A Smooth, Sandblasted Brain

My mind has been feeling a little bit eroded lately, language-wise. A smooth, sandblasted brain. I’ve been unconsciously sneaking Japanese grammar structures into my English sentences, and don’t get me started on the way my mind seems to drift off mid-sentence, because there are holes where entire phrases used to be. Sometimes I’m looking for a word in either Spanish or English, and my mind serves me a smorgasbord of possibilities in Japanese, French, German… everything save the language I actually need. So this is day 1 of me writing every day to try to save my mind from utter obliteration.

I wonder how I survived in Japan with absolutely no one to talk to. Well, social media was not as pervasive back then, and I still had to go to school and participate in class, which counts as talking. Oh my god, is this what they call brain rot? I definitely feel an unusual sluggishness when trying to respond during conversation. Have I brought this upon myself due to overconsumption of social media? Is there such a thing as a healthy dose of social media, anyway? I’ve already written about this, and the answer is no. Not for me, at least. There must be a way to make it more educational, though, like following accounts in my weaker languages only. Ha! That’s where I’m one step ahead of you, says social media. I’ll make it impossible for you to see only the things you follow. I’ll make you crave more novelty, and forget about your original noble (albeit very naïve) intent.

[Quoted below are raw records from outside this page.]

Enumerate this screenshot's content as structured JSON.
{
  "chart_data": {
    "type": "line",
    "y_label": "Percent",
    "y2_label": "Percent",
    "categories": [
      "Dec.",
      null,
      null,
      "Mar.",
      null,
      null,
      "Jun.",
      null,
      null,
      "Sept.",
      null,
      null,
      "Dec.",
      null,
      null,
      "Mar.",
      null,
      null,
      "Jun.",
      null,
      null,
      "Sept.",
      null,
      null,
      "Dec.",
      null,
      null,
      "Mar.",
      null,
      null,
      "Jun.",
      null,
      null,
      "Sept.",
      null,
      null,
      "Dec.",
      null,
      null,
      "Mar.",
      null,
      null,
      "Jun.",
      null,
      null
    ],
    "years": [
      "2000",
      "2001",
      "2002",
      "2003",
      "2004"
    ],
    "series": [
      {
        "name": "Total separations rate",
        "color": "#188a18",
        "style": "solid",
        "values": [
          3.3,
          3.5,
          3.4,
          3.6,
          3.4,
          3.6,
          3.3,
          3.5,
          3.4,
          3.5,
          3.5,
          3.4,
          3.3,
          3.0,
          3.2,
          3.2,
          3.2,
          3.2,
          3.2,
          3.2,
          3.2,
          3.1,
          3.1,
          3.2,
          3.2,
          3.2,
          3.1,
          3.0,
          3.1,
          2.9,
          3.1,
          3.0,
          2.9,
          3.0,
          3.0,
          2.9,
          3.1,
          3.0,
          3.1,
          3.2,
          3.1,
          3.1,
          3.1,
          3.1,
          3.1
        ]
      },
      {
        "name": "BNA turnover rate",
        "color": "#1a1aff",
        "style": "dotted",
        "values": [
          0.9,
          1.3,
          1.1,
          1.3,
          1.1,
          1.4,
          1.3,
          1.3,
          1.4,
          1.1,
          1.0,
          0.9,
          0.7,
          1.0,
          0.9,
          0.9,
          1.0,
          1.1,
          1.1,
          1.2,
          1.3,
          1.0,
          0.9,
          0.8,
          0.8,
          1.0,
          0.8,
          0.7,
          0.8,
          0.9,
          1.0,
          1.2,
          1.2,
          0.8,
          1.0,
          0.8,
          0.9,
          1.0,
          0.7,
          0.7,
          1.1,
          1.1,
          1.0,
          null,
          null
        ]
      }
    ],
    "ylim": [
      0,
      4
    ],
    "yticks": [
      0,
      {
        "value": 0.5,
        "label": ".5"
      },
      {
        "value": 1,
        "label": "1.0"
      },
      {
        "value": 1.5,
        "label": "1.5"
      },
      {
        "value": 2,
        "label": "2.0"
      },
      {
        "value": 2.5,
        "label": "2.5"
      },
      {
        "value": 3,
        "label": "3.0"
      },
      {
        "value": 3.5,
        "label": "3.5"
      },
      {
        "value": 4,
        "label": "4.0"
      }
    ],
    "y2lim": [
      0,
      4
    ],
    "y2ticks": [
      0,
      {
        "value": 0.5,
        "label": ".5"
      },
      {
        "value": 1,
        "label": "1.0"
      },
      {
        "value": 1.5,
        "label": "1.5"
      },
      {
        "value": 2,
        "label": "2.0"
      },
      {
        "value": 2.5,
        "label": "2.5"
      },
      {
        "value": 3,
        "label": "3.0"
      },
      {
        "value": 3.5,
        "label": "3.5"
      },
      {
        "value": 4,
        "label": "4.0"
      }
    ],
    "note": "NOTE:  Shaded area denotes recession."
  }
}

My weakened language production skills have brought about an unhealthy habit of second-guessing every word I say. Is this idiom correct? Is this sentence structure correct? My mind is negating decades of written and oral communication in my two main languages. Meanwhile, my third language is neither regressing nor thriving. Ha, what a fancy way to say I’m stuck.

So, to make the jump from whining to action, in addition to these writing exercises, I’m ramping up my water intake because hydration is also vital for optimal brain function. Nothing can come out of a shriveled up brain.

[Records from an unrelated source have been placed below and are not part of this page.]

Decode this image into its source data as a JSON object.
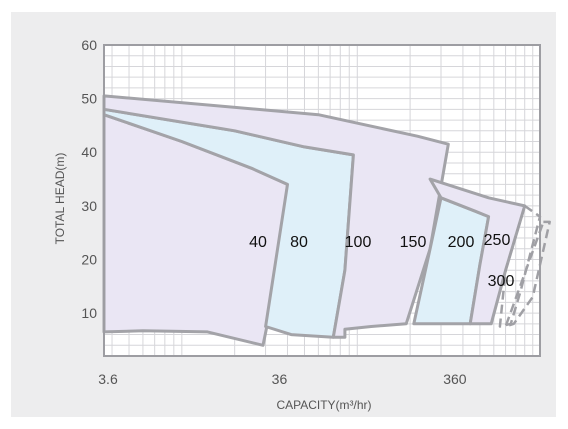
{
  "chart_data": {
    "type": "area",
    "title": "",
    "xlabel": "CAPACITY(m³/hr)",
    "ylabel": "TOTAL HEAD(m)",
    "x_scale": "log",
    "xlim": [
      3.6,
      1100
    ],
    "ylim": [
      2,
      60
    ],
    "x_tick_labels": [
      "3.6",
      "36",
      "360"
    ],
    "y_tick_labels": [
      "10",
      "20",
      "30",
      "40",
      "50",
      "60"
    ],
    "grid": true,
    "colors": {
      "outline": "#a3a3a8",
      "lavender_fill": "#eae6f4",
      "blue_fill": "#dff0f9",
      "dashed": "#a0a0a5"
    },
    "series": [
      {
        "name": "40",
        "fill": "lavender",
        "outline": "solid",
        "boundary": [
          [
            3.6,
            47
          ],
          [
            10,
            42
          ],
          [
            25,
            37
          ],
          [
            40,
            34
          ],
          [
            35,
            17
          ],
          [
            29,
            4
          ],
          [
            14,
            6.5
          ],
          [
            6,
            6.7
          ],
          [
            3.6,
            6.5
          ]
        ]
      },
      {
        "name": "80",
        "fill": "blue",
        "outline": "solid",
        "boundary": [
          [
            3.6,
            48
          ],
          [
            20,
            44
          ],
          [
            50,
            41
          ],
          [
            95,
            39.5
          ],
          [
            85,
            18
          ],
          [
            73,
            5.5
          ],
          [
            42,
            6
          ],
          [
            30,
            7.5
          ],
          [
            40,
            34
          ],
          [
            25,
            37
          ],
          [
            10,
            42
          ],
          [
            3.6,
            47
          ]
        ]
      },
      {
        "name": "100",
        "fill": "lavender",
        "outline": "solid",
        "boundary": [
          [
            3.6,
            50.5
          ],
          [
            60,
            47
          ],
          [
            220,
            43
          ],
          [
            330,
            41.5
          ],
          [
            260,
            22
          ],
          [
            190,
            8
          ],
          [
            120,
            7.5
          ],
          [
            85,
            7
          ],
          [
            85,
            5.5
          ],
          [
            73,
            5.5
          ],
          [
            85,
            18
          ],
          [
            95,
            39.5
          ],
          [
            50,
            41
          ],
          [
            20,
            44
          ],
          [
            3.6,
            48
          ]
        ]
      },
      {
        "name": "150",
        "fill": "blue",
        "outline": "solid",
        "boundary": [
          [
            300,
            31.5
          ],
          [
            470,
            29
          ],
          [
            560,
            28
          ],
          [
            500,
            19
          ],
          [
            440,
            8
          ],
          [
            300,
            8
          ],
          [
            210,
            8
          ],
          [
            260,
            22
          ]
        ]
      },
      {
        "name": "200",
        "fill": "lavender",
        "outline": "solid",
        "boundary": [
          [
            260,
            35
          ],
          [
            560,
            31.5
          ],
          [
            900,
            30
          ],
          [
            700,
            18
          ],
          [
            580,
            8
          ],
          [
            440,
            8
          ],
          [
            500,
            19
          ],
          [
            560,
            28
          ],
          [
            470,
            29
          ],
          [
            300,
            31.5
          ]
        ]
      },
      {
        "name": "250",
        "fill": "none",
        "outline": "dashed",
        "boundary": [
          [
            900,
            30
          ],
          [
            1100,
            28
          ],
          [
            850,
            14
          ],
          [
            750,
            8
          ],
          [
            650,
            7.5
          ],
          [
            700,
            18
          ]
        ]
      },
      {
        "name": "300",
        "fill": "none",
        "outline": "dashed",
        "boundary": [
          [
            1150,
            27
          ],
          [
            1250,
            27
          ],
          [
            1000,
            13
          ],
          [
            780,
            8
          ],
          [
            700,
            7.5
          ]
        ]
      }
    ]
  }
}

(I also need to talk to actual people on a regular basis, but life in this century is making that particular endeavor especially hard.)

Categories
Rant

Elegy for Closed Tabs

Why oh why, why on Earth am I still playing the charade of doing basically all my web surfing on incognito/private mode? It made sense maybe ten years ago, when I realized I was using my browsing history to trace my every move online just to remember what I was doing on a certain day—probably an anxiety-induced frenzy. I decided to go full incognito in an effort to kill that urge, or at least the possibility to fulfill it. So now I go on opening tab after tab after tab because it will help me remember that I will need this later, as if an open tab were an item in a to-do list, until months later something insignificant happens and boom, in an instant all the tabs are gone forever. And then I feel like half my brain and life history have blown up in smithereens, because I absolutely cannot remember what any of those tabs contained, but surely they were really important, otherwise why would I leave them up like that, and their presence there must have conveyed something about who I was and what I was doing and thinking about back then (when?), and earlier than that, like a slice of earth and its rock layers.

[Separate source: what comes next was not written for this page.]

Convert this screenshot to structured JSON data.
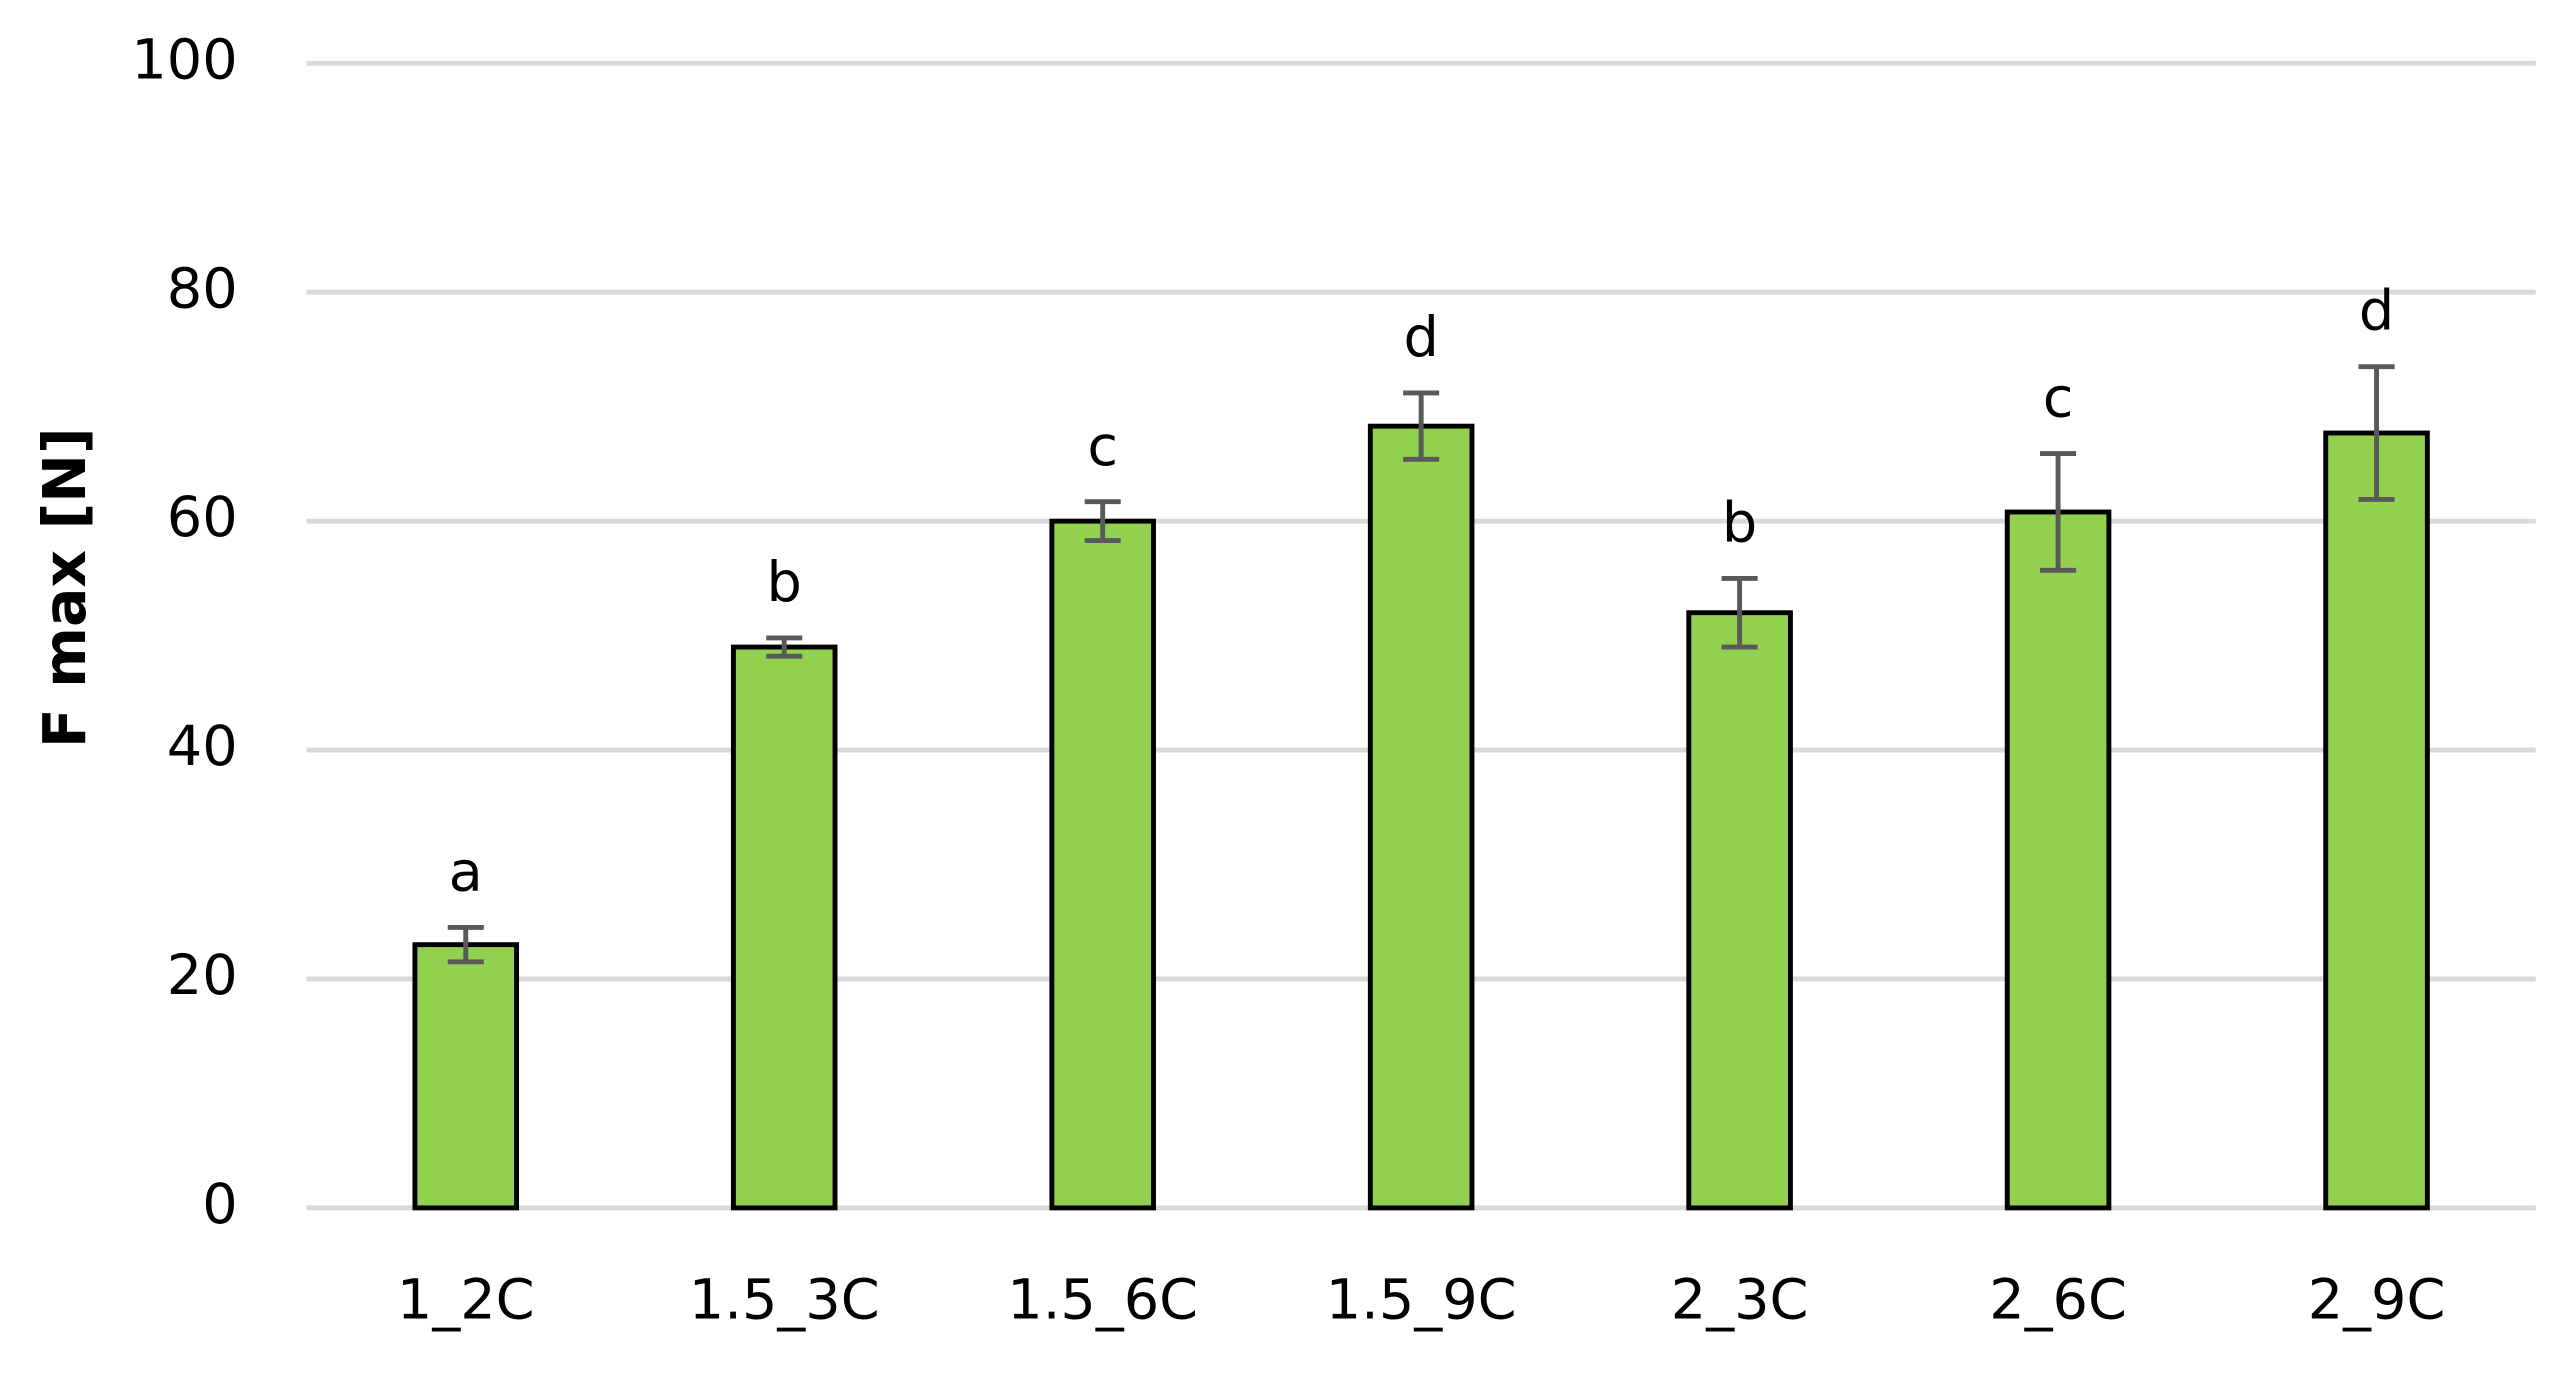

This particular batch of tabs, the one I’m mourning right now, feels like I’ve just lost some souvenirs from a wonderful trip. Lord knows the real loss was exponentially worse. Still, the real memories of recent marvelous travels remain intact, as does the joy of them happening.

I told Cavorite while we brushed our teeth that I had a bunch of old tabs close on me.
“Good!” he said.
“Cold water is healthy,” I replied, “but it’s still a bucket of cold water.”